Housework Never Ends
The standard line on the washing machine is that it saves labor. So does the iron, the dishwasher, and the vacuum cleaner. They're magical appliances. Some critics of the French economy and its 35-hour work week are fond of noting that the French don't
actually have more leisure time than Americans, because they can't afford as many fancy electric appliances, so they spend more time doing housework. On the other side of this is Betty Friedan, who
wrote in
The Feminine Mystique that those nifty appliances don't actually reduce the amount of work housewives have to do around the house because "housewifery expands to fill the time available."
Well, it's possible that Betty Friedan was right, in a way. Granted, the dishwasher and washing machine really do save time and energy. I have no intention of hand-washing my clothes and neither do you. It's quicker this way. But what's interesting is that in the past century, a variety of "labor-saving" appliances have been invented and adapted by millions of people across the United States, and yet, somewhat surprisingly, hours spent on work around the house might actually be
higher today than they were in 1900.
That's one rather striking conclusion in the middle of
"A Century of Work and Leisure," by Valerie A. Ramey and Neville Francis. Although the data is sort of patchy, they estimate that the hours spent on housework by "non-employed women" stayed roughly constant between 1912 and the 1960s, and dipped only slightly after that. The simplest explanation here is that, back in the early 1900s, a lot of housework simply didn't get done, especially in poorer households. Women still worked around the house, but stuff remained dirty. In that case, appliances haven't saved time so much as simply allowed more cleaning to get done in a given amount of time.
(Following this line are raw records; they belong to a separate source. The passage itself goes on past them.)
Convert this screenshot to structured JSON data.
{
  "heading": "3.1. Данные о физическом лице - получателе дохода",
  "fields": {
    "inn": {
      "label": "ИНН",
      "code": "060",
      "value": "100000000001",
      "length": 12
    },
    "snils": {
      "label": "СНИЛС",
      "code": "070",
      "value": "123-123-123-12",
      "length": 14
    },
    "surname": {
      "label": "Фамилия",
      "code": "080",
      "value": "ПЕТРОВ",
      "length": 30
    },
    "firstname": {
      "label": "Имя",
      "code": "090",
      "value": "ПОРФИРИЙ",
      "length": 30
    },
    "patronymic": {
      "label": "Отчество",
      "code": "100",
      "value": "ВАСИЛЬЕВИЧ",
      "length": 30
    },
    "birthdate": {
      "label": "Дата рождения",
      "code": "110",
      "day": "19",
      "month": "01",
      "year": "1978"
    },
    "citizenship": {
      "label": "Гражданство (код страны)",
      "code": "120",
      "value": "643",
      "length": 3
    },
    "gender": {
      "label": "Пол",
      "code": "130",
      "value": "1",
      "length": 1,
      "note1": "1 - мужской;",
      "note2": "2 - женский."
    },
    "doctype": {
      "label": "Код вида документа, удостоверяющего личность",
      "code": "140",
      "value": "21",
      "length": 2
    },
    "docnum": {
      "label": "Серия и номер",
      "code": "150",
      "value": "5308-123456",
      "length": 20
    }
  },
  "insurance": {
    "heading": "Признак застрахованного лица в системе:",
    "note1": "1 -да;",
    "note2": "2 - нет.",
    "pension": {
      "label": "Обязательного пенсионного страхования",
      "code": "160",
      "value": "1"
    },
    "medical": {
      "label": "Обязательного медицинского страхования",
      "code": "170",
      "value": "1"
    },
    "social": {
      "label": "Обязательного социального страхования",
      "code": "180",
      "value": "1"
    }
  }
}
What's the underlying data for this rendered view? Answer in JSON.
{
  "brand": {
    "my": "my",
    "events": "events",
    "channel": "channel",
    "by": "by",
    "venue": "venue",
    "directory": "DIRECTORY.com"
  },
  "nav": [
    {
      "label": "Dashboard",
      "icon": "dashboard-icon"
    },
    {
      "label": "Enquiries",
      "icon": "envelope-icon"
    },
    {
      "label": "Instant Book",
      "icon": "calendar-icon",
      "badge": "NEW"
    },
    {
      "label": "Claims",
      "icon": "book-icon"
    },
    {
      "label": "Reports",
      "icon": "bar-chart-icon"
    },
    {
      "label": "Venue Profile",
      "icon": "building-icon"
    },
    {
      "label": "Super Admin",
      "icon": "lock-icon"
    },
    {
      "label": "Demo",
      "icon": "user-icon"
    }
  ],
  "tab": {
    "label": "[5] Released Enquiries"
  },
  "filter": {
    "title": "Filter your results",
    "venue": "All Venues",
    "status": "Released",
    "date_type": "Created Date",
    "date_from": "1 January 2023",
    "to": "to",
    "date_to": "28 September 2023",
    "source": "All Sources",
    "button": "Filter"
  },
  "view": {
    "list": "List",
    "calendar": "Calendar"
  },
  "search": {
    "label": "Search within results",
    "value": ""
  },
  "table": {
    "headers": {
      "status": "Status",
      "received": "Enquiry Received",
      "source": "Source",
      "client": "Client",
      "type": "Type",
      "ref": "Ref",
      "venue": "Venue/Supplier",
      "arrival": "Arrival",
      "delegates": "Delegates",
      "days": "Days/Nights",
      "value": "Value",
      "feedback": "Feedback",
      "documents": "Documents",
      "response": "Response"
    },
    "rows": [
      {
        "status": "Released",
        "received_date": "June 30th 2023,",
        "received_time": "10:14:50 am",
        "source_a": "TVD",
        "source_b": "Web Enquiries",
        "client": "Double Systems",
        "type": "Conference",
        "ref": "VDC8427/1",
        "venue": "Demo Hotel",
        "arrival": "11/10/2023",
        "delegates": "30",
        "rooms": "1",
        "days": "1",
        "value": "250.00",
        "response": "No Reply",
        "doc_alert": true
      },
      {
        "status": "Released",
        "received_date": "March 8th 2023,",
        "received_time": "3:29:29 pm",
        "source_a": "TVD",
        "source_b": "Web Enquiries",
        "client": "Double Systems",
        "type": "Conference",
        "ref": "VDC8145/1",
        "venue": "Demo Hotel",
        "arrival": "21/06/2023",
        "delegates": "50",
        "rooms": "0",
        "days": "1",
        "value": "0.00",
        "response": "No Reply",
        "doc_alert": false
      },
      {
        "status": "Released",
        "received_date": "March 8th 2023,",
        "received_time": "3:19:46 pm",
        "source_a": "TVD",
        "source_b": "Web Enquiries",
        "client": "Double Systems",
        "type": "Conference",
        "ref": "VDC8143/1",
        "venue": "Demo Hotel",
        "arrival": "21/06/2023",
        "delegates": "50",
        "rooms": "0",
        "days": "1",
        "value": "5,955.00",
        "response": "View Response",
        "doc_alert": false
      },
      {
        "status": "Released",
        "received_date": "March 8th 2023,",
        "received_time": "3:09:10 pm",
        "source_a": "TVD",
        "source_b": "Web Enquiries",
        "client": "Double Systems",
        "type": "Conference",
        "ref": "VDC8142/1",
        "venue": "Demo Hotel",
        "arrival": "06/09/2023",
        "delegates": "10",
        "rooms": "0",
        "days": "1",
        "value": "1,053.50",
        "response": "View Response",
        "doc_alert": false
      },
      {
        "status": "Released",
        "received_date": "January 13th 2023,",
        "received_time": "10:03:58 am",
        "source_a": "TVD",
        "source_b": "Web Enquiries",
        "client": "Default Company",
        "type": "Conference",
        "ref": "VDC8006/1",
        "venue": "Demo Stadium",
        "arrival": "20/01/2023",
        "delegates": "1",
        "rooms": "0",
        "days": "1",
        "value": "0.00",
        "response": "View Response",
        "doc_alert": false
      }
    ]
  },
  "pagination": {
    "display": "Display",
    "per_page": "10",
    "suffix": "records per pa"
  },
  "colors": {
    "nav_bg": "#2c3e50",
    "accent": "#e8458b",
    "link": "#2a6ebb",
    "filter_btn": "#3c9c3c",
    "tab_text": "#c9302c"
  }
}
Here's another way to look at it, though: studies asking housewives to keep time diaries found that women between 1912 and the 1960s who had electric appliances spent no less time on their housework than those without appliances. Many homes without washing machines and irons, for instance, simply hired laundresses or sent their laundry to commercial facilities, both of which were relatively cheap during this time, thanks to large-scale immigration.
Meanwhile, just as "labor-saving" appliances were becoming increasingly common, the public was becoming increasingly aware of the importance of cleanliness, so the
demand for housework rose dramatically. As Friedan noted, housewives with washing machines were suddenly expected to wash the sheets twice a week. The same goes for child care. Despite the fact that families in the early 20th century had more kids, parents—especially mothers—in the postwar period actually spent
more time with their kids, perhaps spurred, Ramey and Francis write, by "widely-publicized studies on the effects of parental interaction on children's development."
Meanwhile, "employed men" nowadays seem to do much more housework than they did in the early part of the century—an average of 16 hours a week versus virtually nothing in the 1920s. That's less than half of the roughly 45 hours a week spent by housewives, and less than the 25 hours a week spent by employed women. At any rate, if you add all these up, families as a whole spend about as much time doing housework today as they did in 1912. They presumably get better results for their work—clothes are cleaner, dishes are cleaner, the kids probably study harder—but they don't necessarily have more leisure.